Д р у г. Да, и не дурной, коль скоро, потратив золото либо серебро, он получает выигрыш.

d

С о к р а т. Но я хочу спросить у тебя следующее: к примеру, если кто за половинный вес золота получит двойной вес серебра, будет он в прибыли или в убытке?

Д р у г. Конечно, в убытке, Сократ, ведь вместо двенадцатикратной ему будет установлена двукратная стоимость золота.

С о к р а т. Но ведь он получит больше, чем даст: разве нс больше двойная часть, чем половинная?

Д р у г. Однако при этом не будет соблюдено соотношение цены золота и серебра.

С о к р а т. Похоже, значит, что прибыли должно быть присуще и это — ценность. В нашем же случае, хоть серебра и больше, чем золота, оно, как ты говоришь, не имеет соответственной ценности, золото же, хоть его и меньше, высокоценно.

e

Д р у г. Именно так и обстоит это дело.

С о к р а т. Значит, ценное прибыльно, много ли его или мало, лишенное же ценности не дает прибыли.

Д р у г. Да.

С о к р а т. Утверждаешь ли ты, что ценное выгодно приобретать, или нет?

Д р у г. Утверждаю.

С о к р а т. Ну а приобретать из ценных вещей надо, по-твоему, полезные или лишенные пользы?

Д р у г. Конечно, полезные.

232

С о к р а т. А полезное-то разве не является благом?

Д р у г. Да. м

С о к р а т. Так как же, отважнейший из людей, разве не в третий и не в четвертый раз представляется нам выгодное благом?

Д р у г. Кажется, да.

С о к р а т. Ты припоминаешь, с чего началась эта наша беседа?

Д р у г. Полагаю, что да.

С о к р а т. Если же нет, я тебе напомню. Ты спорил со мной, говоря, что достойные люди стремятся не к любой наживе, но лишь к благой, к порочной же — нет.

b

Д р у г. Да уж конечно!

С о к р а т. Но ведь сейчас наше рассуждение вынудило нас к признанию, что и малая и большая прибыль — это добро?
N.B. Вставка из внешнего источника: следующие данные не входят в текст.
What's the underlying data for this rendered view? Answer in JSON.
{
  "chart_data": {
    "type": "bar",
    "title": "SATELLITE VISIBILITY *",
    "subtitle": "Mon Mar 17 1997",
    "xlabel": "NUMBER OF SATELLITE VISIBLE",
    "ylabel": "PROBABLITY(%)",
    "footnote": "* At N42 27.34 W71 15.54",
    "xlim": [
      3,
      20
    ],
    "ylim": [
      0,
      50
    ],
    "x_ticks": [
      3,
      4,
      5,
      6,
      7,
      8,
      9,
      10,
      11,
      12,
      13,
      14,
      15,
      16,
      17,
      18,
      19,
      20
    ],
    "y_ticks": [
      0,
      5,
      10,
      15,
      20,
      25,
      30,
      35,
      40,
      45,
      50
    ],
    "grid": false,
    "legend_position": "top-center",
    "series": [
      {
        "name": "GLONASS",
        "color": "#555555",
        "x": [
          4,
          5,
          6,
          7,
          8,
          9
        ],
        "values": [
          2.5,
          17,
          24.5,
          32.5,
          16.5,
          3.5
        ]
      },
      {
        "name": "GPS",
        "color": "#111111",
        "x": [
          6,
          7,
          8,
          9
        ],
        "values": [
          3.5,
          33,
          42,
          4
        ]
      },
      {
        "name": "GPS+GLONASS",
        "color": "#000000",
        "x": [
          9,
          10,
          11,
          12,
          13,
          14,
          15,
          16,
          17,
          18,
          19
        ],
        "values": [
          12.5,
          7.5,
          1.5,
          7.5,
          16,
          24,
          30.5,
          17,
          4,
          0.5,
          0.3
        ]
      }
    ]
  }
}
Д р у г. Да, мой Сократ, скорее вынудило меня, чем убедило.

С о к р а т. Быть может, в дальнейшем оно бы тебя и убедило; теперь же, убежден ли ты или нет, ты все же согласен со мною, что любая прибыль — большая или малая — это добро.

Д р у г. Да уж согласен.

С о к р а т. А признаешь ты, что достойные люди — все без исключения — желают всяческого добра? Или ты этого не думаешь?

Д р у г. Признаю.

c

С о к р а т. Ну а относительно дурных людей ты сам сказал, что они падки и до большой и до малой наживы.

Д р у г. Да, я сказал это.

С о к р а т. Значит, по твоему слову, все люди — корыстолюбцы: и достойные и дурные.

Д р у г. Это очевидно.

С о к р а т. Следовательно, не прав будет тот, кто станет попрекать кого-либо в корыстолюбии: кто делает этот упрек, тот сам оказывается таким же корыстолюбцем.